GDG considerations: While the GDG members discussed evidence of benefits of the intervention regimen and biological plausibility, they noted the very low certainty of the data. The GDG members decided to choose that the balance of effects 'does not favour either the intervention or the comparison'. This decision reflects that both the desirable and undesirable effects varied, as well as the very low certainty of the evidence overall. Recognizing how quickly the condition of children with TBM can deteriorate, GDG members were not comfortable favouring one regimen over the other, based on the very low certainty of the data.

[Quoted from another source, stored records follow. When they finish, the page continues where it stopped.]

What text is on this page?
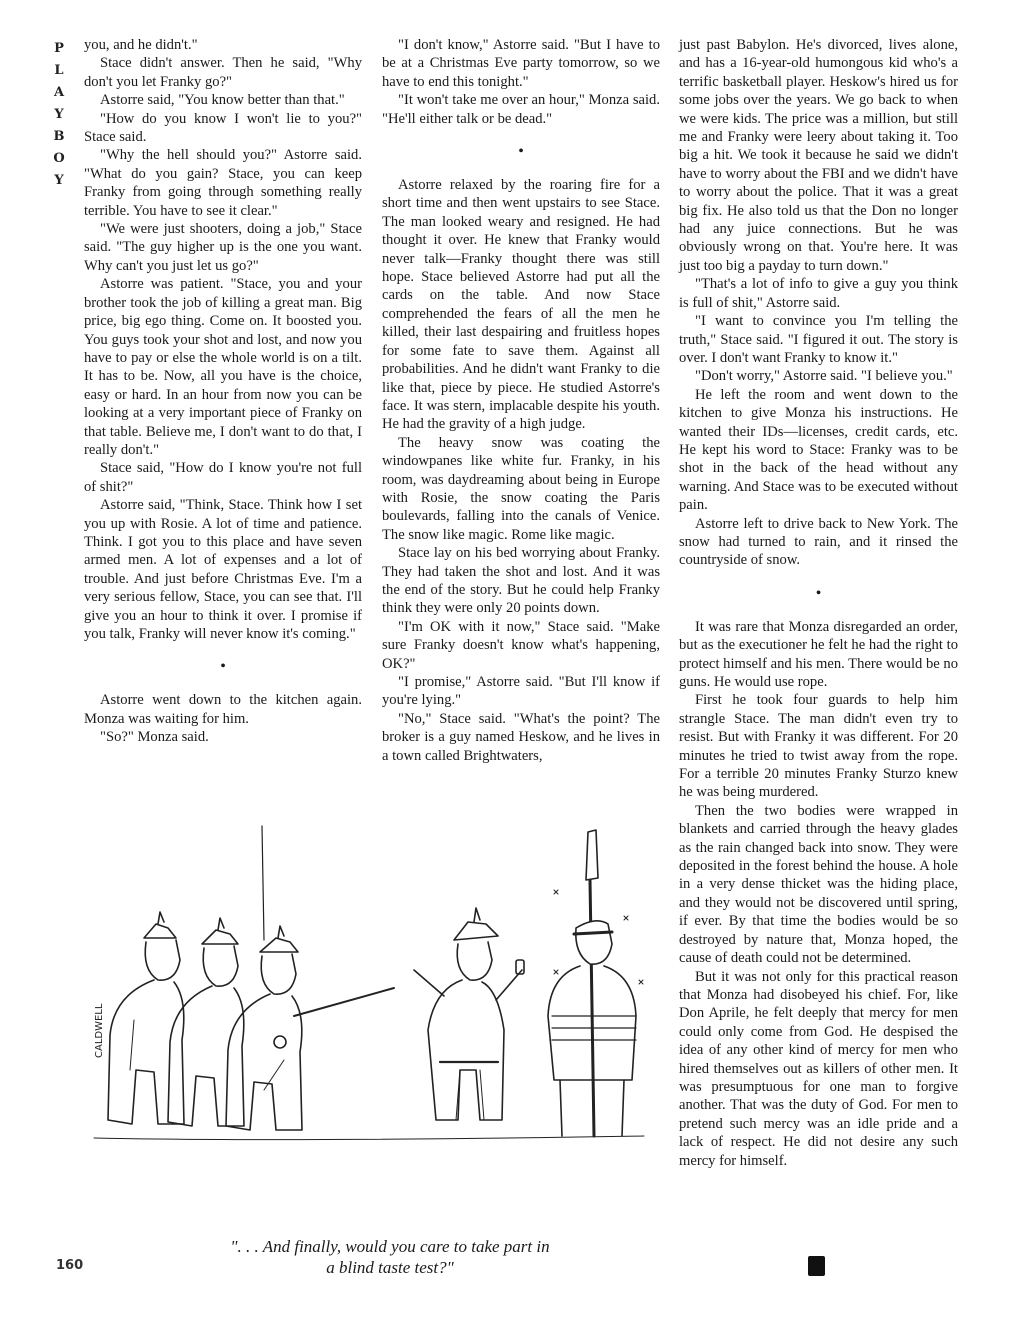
P
L
A
Y
B
O
Y

you, and he didn't."

Stace didn't answer. Then he said, "Why don't you let Franky go?"

Astorre said, "You know better than that."

"How do you know I won't lie to you?" Stace said.

"Why the hell should you?" Astorre said. "What do you gain? Stace, you can keep Franky from going through something really terrible. You have to see it clear."

"We were just shooters, doing a job," Stace said. "The guy higher up is the one you want. Why can't you just let us go?"

Astorre was patient. "Stace, you and your brother took the job of killing a great man. Big price, big ego thing. Come on. It boosted you. You guys took your shot and lost, and now you have to pay or else the whole world is on a tilt. It has to be. Now, all you have is the choice, easy or hard. In an hour from now you can be looking at a very important piece of Franky on that table. Believe me, I don't want to do that, I really don't."

Stace said, "How do I know you're not full of shit?"

Astorre said, "Think, Stace. Think how I set you up with Rosie. A lot of time and patience. Think. I got you to this place and have seven armed men. A lot of expenses and a lot of trouble. And just before Christmas Eve. I'm a very serious fellow, Stace, you can see that. I'll give you an hour to think it over. I promise if you talk, Franky will never know it's coming."

•

Astorre went down to the kitchen again. Monza was waiting for him.

"So?" Monza said.

"I don't know," Astorre said. "But I have to be at a Christmas Eve party tomorrow, so we have to end this tonight."

"It won't take me over an hour," Monza said. "He'll either talk or be dead."

•

Astorre relaxed by the roaring fire for a short time and then went upstairs to see Stace. The man looked weary and resigned. He had thought it over. He knew that Franky would never talk—Franky thought there was still hope. Stace believed Astorre had put all the cards on the table. And now Stace comprehended the fears of all the men he killed, their last despairing and fruitless hopes for some fate to save them. Against all probabilities. And he didn't want Franky to die like that, piece by piece. He studied Astorre's face. It was stern, implacable despite his youth. He had the gravity of a high judge.

The heavy snow was coating the windowpanes like white fur. Franky, in his room, was daydreaming about being in Europe with Rosie, the snow coating the Paris boulevards, falling into the canals of Venice. The snow like magic. Rome like magic.

Stace lay on his bed worrying about Franky. They had taken the shot and lost. And it was the end of the story. But he could help Franky think they were only 20 points down.

"I'm OK with it now," Stace said. "Make sure Franky doesn't know what's happening, OK?"

"I promise," Astorre said. "But I'll know if you're lying."

"No," Stace said. "What's the point? The broker is a guy named Heskow, and he lives in a town called Brightwaters,

just past Babylon. He's divorced, lives alone, and has a 16-year-old humongous kid who's a terrific basketball player. Heskow's hired us for some jobs over the years. We go back to when we were kids. The price was a million, but still me and Franky were leery about taking it. Too big a hit. We took it because he said we didn't have to worry about the FBI and we didn't have to worry about the police. That it was a great big fix. He also told us that the Don no longer had any juice connections. But he was obviously wrong on that. You're here. It was just too big a payday to turn down."

"That's a lot of info to give a guy you think is full of shit," Astorre said.

"I want to convince you I'm telling the truth," Stace said. "I figured it out. The story is over. I don't want Franky to know it."

"Don't worry," Astorre said. "I believe you."

He left the room and went down to the kitchen to give Monza his instructions. He wanted their IDs—licenses, credit cards, etc. He kept his word to Stace: Franky was to be shot in the back of the head without any warning. And Stace was to be executed without pain.

Astorre left to drive back to New York. The snow had turned to rain, and it rinsed the countryside of snow.

•

It was rare that Monza disregarded an order, but as the executioner he felt he had the right to protect himself and his men. There would be no guns. He would use rope.

First he took four guards to help him strangle Stace. The man didn't even try to resist. But with Franky it was different. For 20 minutes he tried to twist away from the rope. For a terrible 20 minutes Franky Sturzo knew he was being murdered.

Then the two bodies were wrapped in blankets and carried through the heavy glades as the rain changed back into snow. They were deposited in the forest behind the house. A hole in a very dense thicket was the hiding place, and they would not be discovered until spring, if ever. By that time the bodies would be so destroyed by nature that, Monza hoped, the cause of death could not be determined.

But it was not only for this practical reason that Monza had disobeyed his chief. For, like Don Aprile, he felt deeply that mercy for men could only come from God. He despised the idea of any other kind of mercy for men who hired themselves out as killers of other men. It was presumptuous for one man to forgive another. That was the duty of God. For men to pretend such mercy was an idle pride and a lack of respect. He did not desire any such mercy for himself.

CALDWELL
". . . And finally, would you care to take part in
a blind taste test?"
160
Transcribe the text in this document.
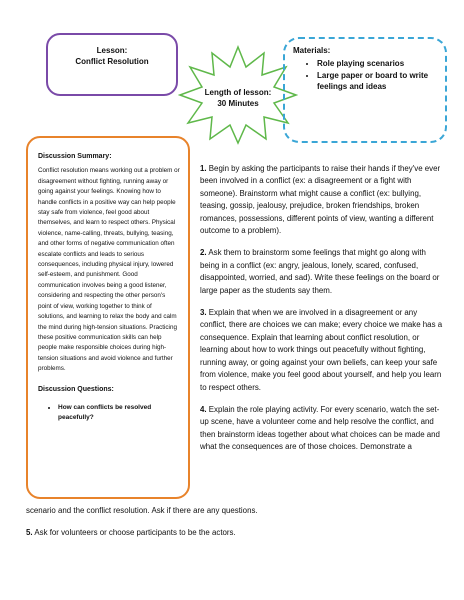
Lesson:
Conflict Resolution
Length of lesson:
30 Minutes
Materials:
• Role playing scenarios
• Large paper or board to write feelings and ideas
Discussion Summary:

Conflict resolution means working out a problem or disagreement without fighting, running away or going against your feelings. Knowing how to handle conflicts in a positive way can help people stay safe from violence, feel good about themselves, and learn to respect others. Physical violence, name-calling, threats, bullying, teasing, and other forms of negative communication often escalate conflicts and leads to serious consequences, including physical injury, lowered self-esteem, and punishment. Good communication involves being a good listener, considering and respecting the other person's point of view, working together to think of solutions, and learning to relax the body and calm the mind during high-tension situations. Practicing these positive communication skills can help people make responsible choices during high-tension situations and avoid violence and further problems.

Discussion Questions:
• How can conflicts be resolved peacefully?

1. Begin by asking the participants to raise their hands if they've ever been involved in a conflict (ex: a disagreement or a fight with someone). Brainstorm what might cause a conflict (ex: bullying, teasing, gossip, jealousy, prejudice, broken friendships, broken romances, possessions, different points of view, wanting a different outcome to a problem).

2. Ask them to brainstorm some feelings that might go along with being in a conflict (ex: angry, jealous, lonely, scared, confused, disappointed, worried, and sad). Write these feelings on the board or large paper as the students say them.

3. Explain that when we are involved in a disagreement or any conflict, there are choices we can make; every choice we make has a consequence. Explain that learning about conflict resolution, or learning about how to work things out peacefully without fighting, running away, or going against your own beliefs, can keep your safe from violence, make you feel good about yourself, and help you learn to respect others.

4. Explain the role playing activity. For every scenario, watch the set-up scene, have a volunteer come and help resolve the conflict, and then brainstorm ideas together about what choices can be made and what the consequences are of those choices. Demonstrate a

scenario and the conflict resolution. Ask if there are any questions.
5. Ask for volunteers or choose participants to be the actors.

The GDG members also noted that the feasibility of introducing the shorter intensive regimen is dependent on the setting. Acceptability, affordability and access to the component medicines (including the child-friendly ethionamide formulation, a 125 mg dispersible tablet) are important contextual factors as well as any additional implementation considerations such as the necessity and availability of monitoring tests that are needed with the shorter regimen. GDG members thought that the short intensive regimen would probably be acceptable as it includes medicines that have been in use for many years, including first line medicines and ethionamide. The intervention regimen is more costly than the comparator regimen, but refers to the costs of medicines only; GDG members stated that other costs (including to patients, families and the health system) were important.
The GDG acknowledged the limited data on alternative regimens to treat TBM and the need for continued efforts to optimize and better understand treatment options for TBM, including implementation considerations, such as dosing.